16
Ein plötzliches »Guten Abend«, ließ mich herumfahren und mein Gesicht zu einer hysterischen Grimasse verziehen.
Lautlos schloss das Dienstmädchen die Tür des Putzraumes und lächelte mich warm an.
»Entschuldigen Sie, dass ich Sie erneut erschreckt habe, Miss«, sagte sie mit diesem südländischen Akzent.
Das dicke schwarze Haar hatte sie heute zu einem Knoten an ihrem Hinterkopf gesteckt und die kleinen roten Perlen in ihren Ohrläppchen funkelten im Licht. Sie trug wie immer diese Uniform, die ihre Schönheit weitestgehend unter schwarz-weißem Stoff verbarg. Aber allein der Kontrast ihrer dunkelblauen Augen, zu der braunen Haut, war atemberaubend schön. Durch die geringe Körpergröße und die kindlichen Gesichtszüge, erinnerte sie mich an eine jüngere Version von Disneys Pocahontas. Mit größeren Augen und kürzeren Haaren.
Mit einem Blick schienen ihr meine verfilzten Haare und die, durch den Regen zerknitterten, Klamotten aufzufallen.

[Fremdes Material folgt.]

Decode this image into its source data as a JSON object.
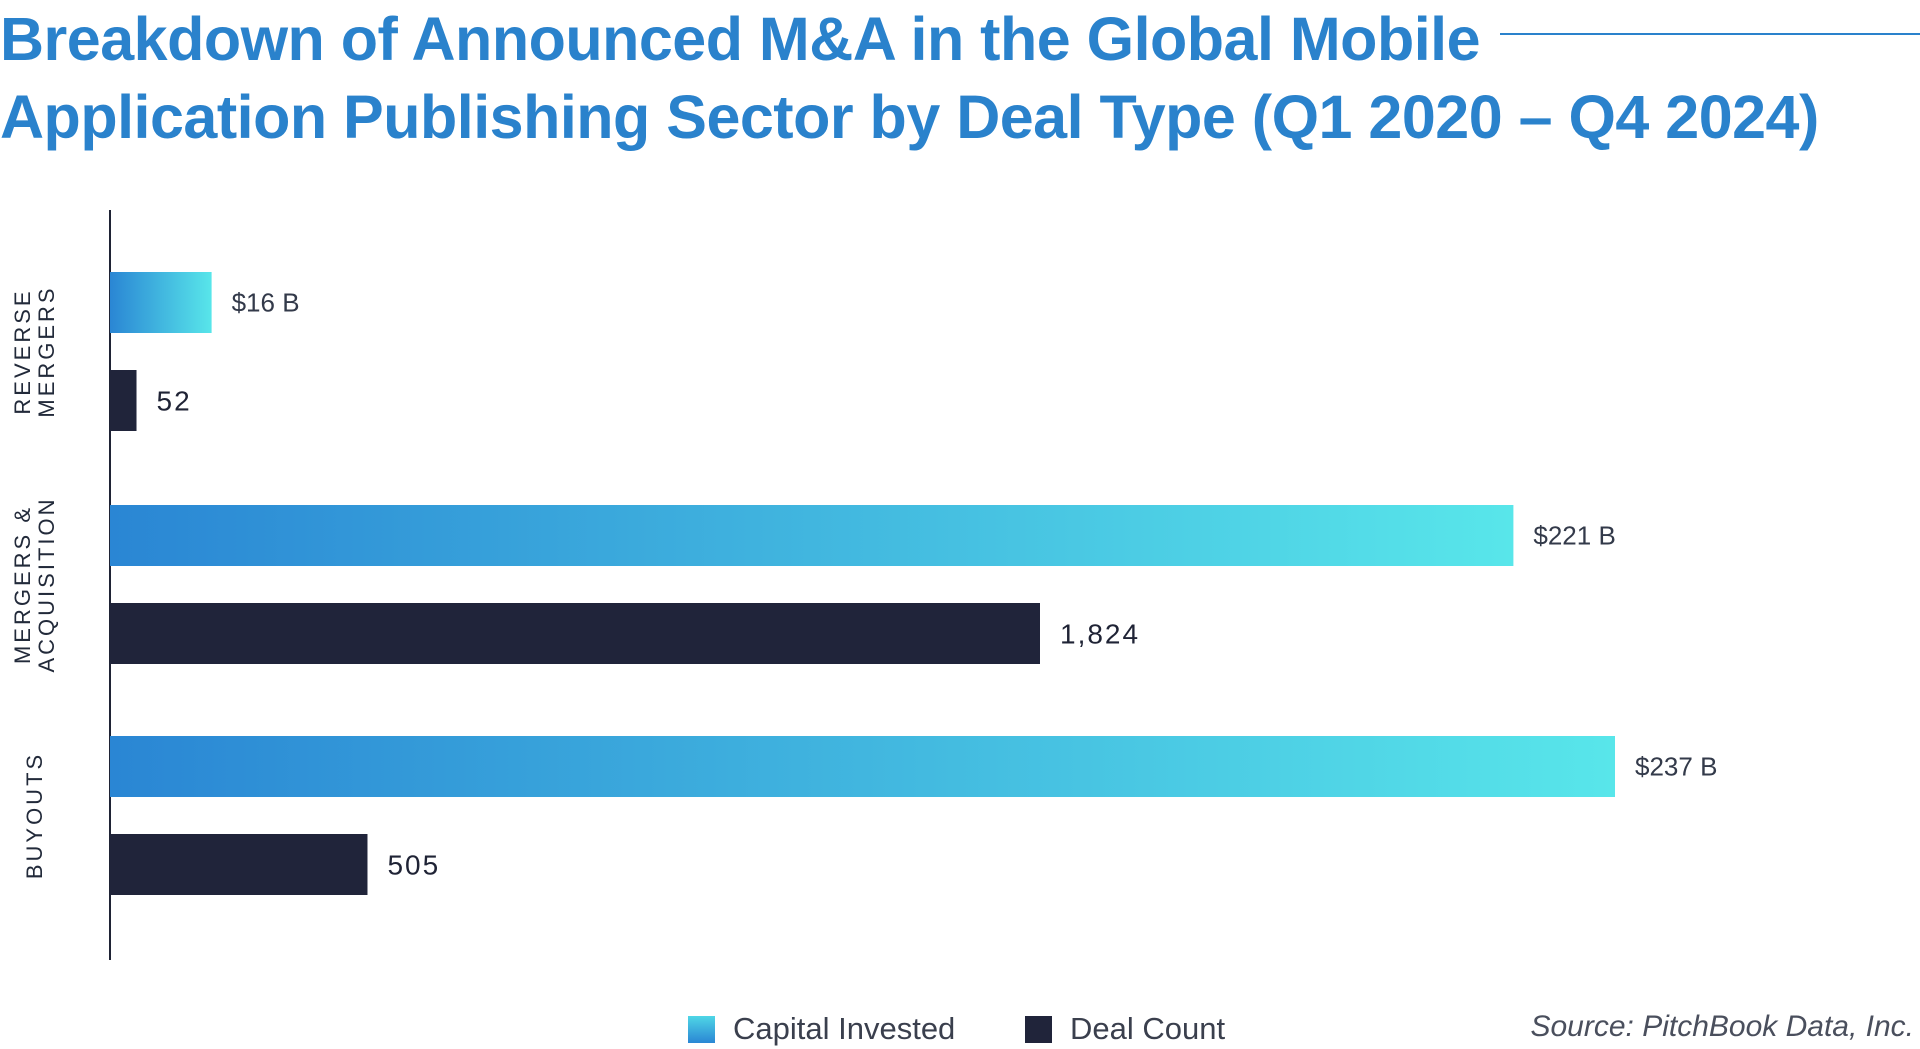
{
  "title": {
    "line1": "Breakdown of Announced M&A in the Global Mobile",
    "line2": "Application Publishing Sector by Deal Type (Q1 2020 – Q4 2024)"
  },
  "legend": {
    "capital": "Capital Invested",
    "count": "Deal Count"
  },
  "source": "Source: PitchBook Data, Inc.",
  "colors": {
    "title": "#2a82cc",
    "capital_start": "#2a86d4",
    "capital_end": "#58e6ea",
    "count": "#20243a"
  },
  "chart_data": {
    "type": "bar",
    "orientation": "horizontal",
    "categories": [
      {
        "lines": [
          "REVERSE",
          "MERGERS"
        ]
      },
      {
        "lines": [
          "MERGERS &",
          "ACQUISITION"
        ]
      },
      {
        "lines": [
          "BUYOUTS"
        ]
      }
    ],
    "series": [
      {
        "name": "Capital Invested",
        "values": [
          16,
          221,
          237
        ],
        "labels": [
          "$16 B",
          "$221 B",
          "$237 B"
        ],
        "unit": "$ B"
      },
      {
        "name": "Deal Count",
        "values": [
          52,
          1824,
          505
        ],
        "labels": [
          "52",
          "1,824",
          "505"
        ]
      }
    ],
    "grid": false,
    "legend_position": "bottom"
  }
}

»Sie haben nicht nach mir gefragt«, bemerkte sie ernst und ihre Worte an meinem ersten Abend im Haus der Blanes fielen mir wieder ein.
»Ich hatte keine Fragen«, bemerkte ich vorsichtig. Ruhig schüttelte sie den Kopf.
»Ihre Gedanken sind voll von Fragen.«
Sie kam einen Schritt näher und reflexartig wich ich zurück. Dies bemerkte sie mit einem sanften Lächeln.
»Sie brauchen keine Angst zu haben«, erklärte Rosella.
»Ich habe keine Angst.«
»Eine weitere Lüge. Weshalb vertrauen Sie den Falschen?« Ich schwieg, hielt ihrem durchdringenden Blick stand.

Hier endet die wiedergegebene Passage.